AJ learned that Confidential Care had already faxed a copy of the notice to CHOICES, apparently on the same day that her daughter had visited Confidential Care. AJ does not know who else received a copy.

That was particularly worrisome because the document did not just inform all recipients of AJ’s daughter’s pregnancy, but it also contained the girl’s full name, her full address, and even her date of birth and her social security number.

Williams, of Confidential Care, was unapologetic about distributing this private information about a minor to third parties. “I am fully aware of what we sent out,” she told Rewire.

When pressed on the fact that this case involved a minor—who was not legally competent to sign such a document—Williams pointed to language in the document that asserts that the minor gives permission to the pregnancy center to “provide this document to every city, county or state social service agency responsible for the protection of underage children with jurisdiction where I reside and those with jurisdiction where the abortion might be performed.”

Williams then asked again for the patient’s name, saying, “I have concerns for patient confidentiality.”

Williams declined to answer questions about whether she and her center are bound by federal patient privacy laws. She said that someone else from her organization would answer those questions, but we never heard back from any other Confidential Care representative.

Abortion providers say that when they receive these notices, they almost always contain this level of personal information—a practice that disturbs Vicki Saporta of the National Abortion Federation.

“It’s particularly unconscionable that they indiscriminately send out patient information,” she said. “If she had concerns about patient confidentiality then she would not be having the patient sign the form to begin with and sending it all over town in violation of the patient’s confidentiality.”

At this point, AJ decided she needed a lawyer.

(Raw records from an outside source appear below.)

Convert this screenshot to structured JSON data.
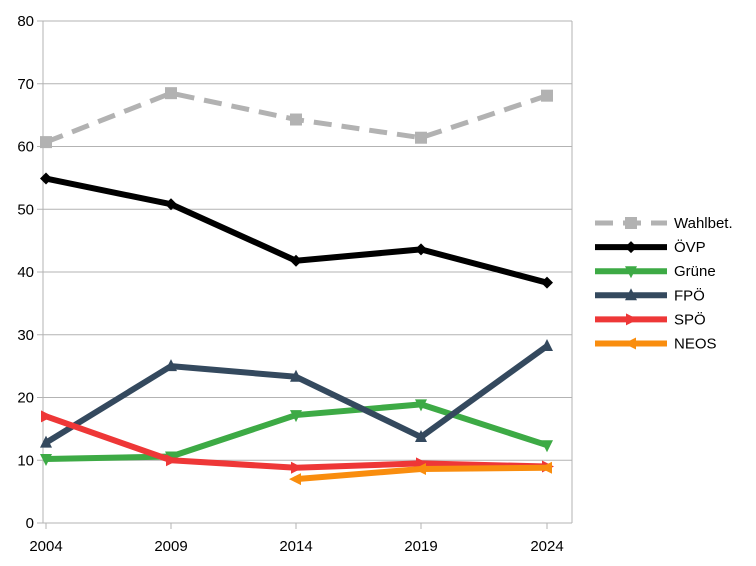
{
  "chart_data": {
    "type": "line",
    "title": "",
    "xlabel": "",
    "ylabel": "",
    "x": [
      "2004",
      "2009",
      "2014",
      "2019",
      "2024"
    ],
    "ylim": [
      0,
      80
    ],
    "yticks": [
      "0",
      "10",
      "20",
      "30",
      "40",
      "50",
      "60",
      "70",
      "80"
    ],
    "grid": true,
    "legend": "right",
    "series": [
      {
        "name": "Wahlbet.",
        "color": "#b2b2b2",
        "dashed": true,
        "marker": "square",
        "values": [
          60.7,
          68.5,
          64.3,
          61.4,
          68.1
        ]
      },
      {
        "name": "ÖVP",
        "color": "#000000",
        "dashed": false,
        "marker": "diamond",
        "values": [
          54.9,
          50.8,
          41.8,
          43.6,
          38.3
        ]
      },
      {
        "name": "Grüne",
        "color": "#3daa45",
        "dashed": false,
        "marker": "triangle-down",
        "values": [
          10.2,
          10.6,
          17.2,
          18.9,
          12.4
        ]
      },
      {
        "name": "FPÖ",
        "color": "#34495e",
        "dashed": false,
        "marker": "triangle-up",
        "values": [
          12.8,
          25.0,
          23.3,
          13.7,
          28.2
        ]
      },
      {
        "name": "SPÖ",
        "color": "#ee3737",
        "dashed": false,
        "marker": "triangle-right",
        "values": [
          17.0,
          10.0,
          8.8,
          9.5,
          9.0
        ]
      },
      {
        "name": "NEOS",
        "color": "#f98d0e",
        "dashed": false,
        "marker": "triangle-left",
        "values": [
          null,
          null,
          7.0,
          8.6,
          8.8
        ]
      }
    ]
  }
}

She contacted Latrice Westbrooks, who knew she had to act fast because AJ’s daughter’s pregnancy was approaching the end of the first trimester, and mother and daughter were concerned that it might soon become more difficult for her daughter to obtain an abortion at a local clinic.

Despite multiple phone calls, Crampton never replied to Westbrooks. Ultimately, she had to draw up legal paperwork to prove to the clinic that Crampton was not AJ’s daughter’s legal representative, and that the document the girl had signed was not legally binding. As soon as the clinic was satisfied that it was legally able to do so, staff provided AJ’s daughter with her abortion.

Westbrooks says the clinic’s cautious response was understandable, given the threats they had received and the general atmosphere of intimidation currently surrounding abortion care, especially in the South. However, she says that the tactics used by the various anti-choice activists are alarming.

“My main concern here is that a minor was taken advantage of, and that school officials took the decision out of the hands of the parent and guardian and took it upon themselves to make a health-care decision on their behalf,” Westbrooks told Rewire. “It’s important for people to know that they have a choice to change their mind—whether it’s to keep their child or terminate their pregnancy—and not to let someone force them into making any kind of health-care decision.”

Westbrooks said that her client does not currently plan to take legal action against the school; neither the school nor the district replied to Rewire’s requests for comment.

While AJ’s daughter eventually obtained the care she wanted, AJ says the situation took a toll on her. Throughout the course of less than a month, AJ found herself threatened by police, and ensnared in a web of anonymous strangers who sought to impose their own ideological views on her daughter’s life.

“I’m truly a strong person,” she told Rewire, “but that really got the best of me.”